Prevent wear (keep moving parts, especially highly-loaded ones, from touching.
Stay put and not migrate.
Do all those things consistently in all service temperatures.
So we start with a base oil because oil film's oxygen barrier prevents air getting to the metal (or below the finish)l to rust it. We want it to be load bearing and have high film strength (which is NOT a natural attribute of liquids) so we add extreme pressure agents (like ZDDP found in STP in only trace quantities nowadays) to deal with boundary lubrication conditions. We want it to stay put so we add some eschtickenzie to it (polybutene, the universal stickifier found in bar oil, Lucas products, bird repellant etc which also adds some film strength and a LOT of viscosity) ,....but wait now it gums up in the cold, builds up with use, and makes varnish. And we forgot to add anything to keep our oil itself from oxidizing because we chose the wrong base oil for the job in the first place. So quick, add some solventy stuff to keep the gum in a slurry (but not too much, you don't want to defeat the eschtickenzie! ) and while we're at it add some pour-point depressants so it works better in the cold.
Oh...but now you want a CLEANER as well as a lubricant and metal protectant? Great, just add some more solventy stuff, but mow you're gonna need some more eschtickenzie to make it stay out and now your viscosity and gum levels are back up. Oh well, just use it more often, right? Keep things cleaned so it doesn't gum up, keep plenty on there so it lubes, and keep the excess wiped off so it doesn't get everywhere you don't want it.

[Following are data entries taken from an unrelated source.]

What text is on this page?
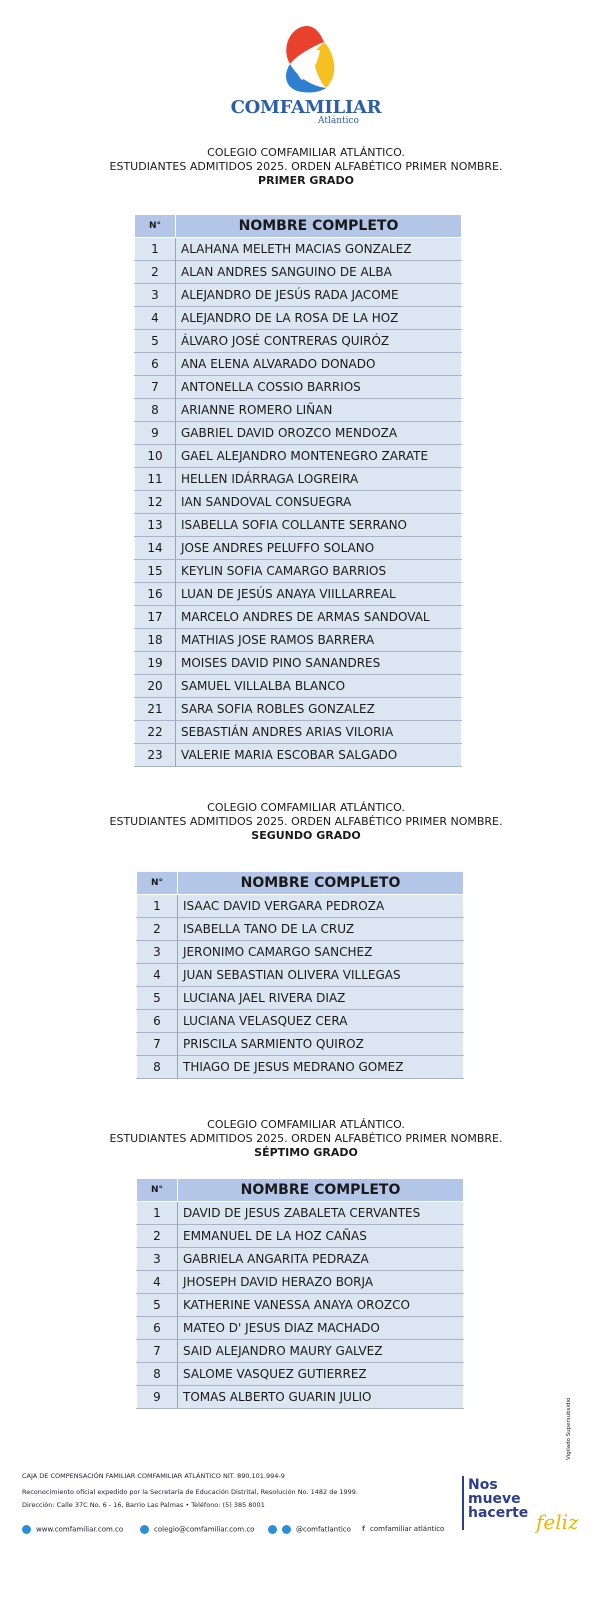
COMFAMILIAR
Atlántico
COLEGIO COMFAMILIAR ATLÁNTICO.
ESTUDIANTES ADMITIDOS 2025. ORDEN ALFABÉTICO PRIMER NOMBRE.
PRIMER GRADO
N°	NOMBRE COMPLETO
1	ALAHANA MELETH MACIAS GONZALEZ
2	ALAN ANDRES SANGUINO DE ALBA
3	ALEJANDRO DE JESÚS RADA JACOME
4	ALEJANDRO DE LA ROSA DE LA HOZ
5	ÁLVARO JOSÉ CONTRERAS QUIRÓZ
6	ANA ELENA ALVARADO DONADO
7	ANTONELLA COSSIO BARRIOS
8	ARIANNE ROMERO LIÑAN
9	GABRIEL DAVID OROZCO MENDOZA
10	GAEL ALEJANDRO MONTENEGRO ZARATE
11	HELLEN IDÁRRAGA LOGREIRA
12	IAN SANDOVAL CONSUEGRA
13	ISABELLA SOFIA COLLANTE SERRANO
14	JOSE ANDRES PELUFFO SOLANO
15	KEYLIN SOFIA CAMARGO BARRIOS
16	LUAN DE JESÚS ANAYA VIILLARREAL
17	MARCELO ANDRES DE ARMAS SANDOVAL
18	MATHIAS JOSE RAMOS BARRERA
19	MOISES DAVID PINO SANANDRES
20	SAMUEL VILLALBA BLANCO
21	SARA SOFIA ROBLES GONZALEZ
22	SEBASTIÁN ANDRES ARIAS VILORIA
23	VALERIE MARIA ESCOBAR SALGADO
COLEGIO COMFAMILIAR ATLÁNTICO.
ESTUDIANTES ADMITIDOS 2025. ORDEN ALFABÉTICO PRIMER NOMBRE.
SEGUNDO GRADO
N°	NOMBRE COMPLETO
1	ISAAC DAVID VERGARA PEDROZA
2	ISABELLA TANO DE LA CRUZ
3	JERONIMO CAMARGO SANCHEZ
4	JUAN SEBASTIAN OLIVERA VILLEGAS
5	LUCIANA JAEL RIVERA DIAZ
6	LUCIANA VELASQUEZ CERA
7	PRISCILA SARMIENTO QUIROZ
8	THIAGO DE JESUS MEDRANO GOMEZ
COLEGIO COMFAMILIAR ATLÁNTICO.
ESTUDIANTES ADMITIDOS 2025. ORDEN ALFABÉTICO PRIMER NOMBRE.
SÉPTIMO GRADO
N°	NOMBRE COMPLETO
1	DAVID DE JESUS ZABALETA CERVANTES
2	EMMANUEL DE LA HOZ CAÑAS
3	GABRIELA ANGARITA PEDRAZA
4	JHOSEPH DAVID HERAZO BORJA
5	KATHERINE VANESSA ANAYA OROZCO
6	MATEO D' JESUS DIAZ MACHADO
7	SAID ALEJANDRO MAURY GALVEZ
8	SALOME VASQUEZ GUTIERREZ
9	TOMAS ALBERTO GUARIN JULIO
Vigilado Supersubsidio
CAJA DE COMPENSACIÓN FAMILIAR COMFAMILIAR ATLÁNTICO NIT. 890.101.994-9
Reconocimiento oficial expedido por la Secretaría de Educación Distrital, Resolución No. 1482 de 1999.
Dirección: Calle 37C No. 6 - 16, Barrio Las Palmas • Teléfono: (5) 385 8001
www.comfamiliar.com.co	colegio@comfamiliar.com.co	@comfatlantico f comfamiliar atlántico
Nos
mueve
hacerte feliz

Guess what? If you're gonna actually do the MAINTENANCE, all you need is mineral spirits and plain mineral oil. Some parts always do and always have needed actual GREASE, so use that sparingly as necessary and don't ask your CLP to cover a job it can't.
Mote on the oils. Engine oils are more than 25% additive package by volume and those additives are mostly to make the oil do stuff it needs to at a couple hundred degrees inside an engine, not your firearm. So you think you got a real "synthetic", do you? Prove it. Synthetics that do what you want them to (have low viscosity indeces (VI) without the addition of coiled, long-chain polymers or pour-point depressants) are either of the man-made polyalphaolephin (PAO) or ester/polyolester (POE) variety (there are others like PAG which won't apply to guns). Mobil1 USED to be a PAO but (long story) is not anymore. The only true synthetics I know if are made by Amsoil, Royal Purple, and Redline. What does this mean? Well, your engine oil has a bunch of crap in it you may or may not want on your guns like heavy detergents, dispersants, and over-base pH additives. Mineral oils like Dexron III and laxative-grade white oil don't gum or varnish and have a naturally high VI which does well in both high and low temperatures without drama, excepting extreme cold. Below 10⁰F you'd probably better either run your guns dry or use a TRUE PAO Synthetic oil, if you can find one (there is no truth in oil advertising thanks to the Supreme Court ruling in Mobil vs. Castrol).
Very few true synthetic greases exist outside of the aviation industry. If it doesn't specifically advertise being a PAO or Ester blend base oil, it's just ordinary hydrocracked dinosaur juice and suffers all the downsides of such.
If it is and open system and needs to slide under pressure in all temperatures, the only things that really work are hard coatings like Teflon and ceramics.
Here's what I use for all of my guns:
There's a light and heavy synthetic grease, Ed's Red for bore and chamber care, RP gun oil for lube and wiping down, and Hoppes' Benchrest #9 for ambiance and gently removing copper fouling on the rare occasion I need either.
Not shown is a clean parts vat full of Safety Solvent 140 (Varsol) in the shop for full strip/clean jobs.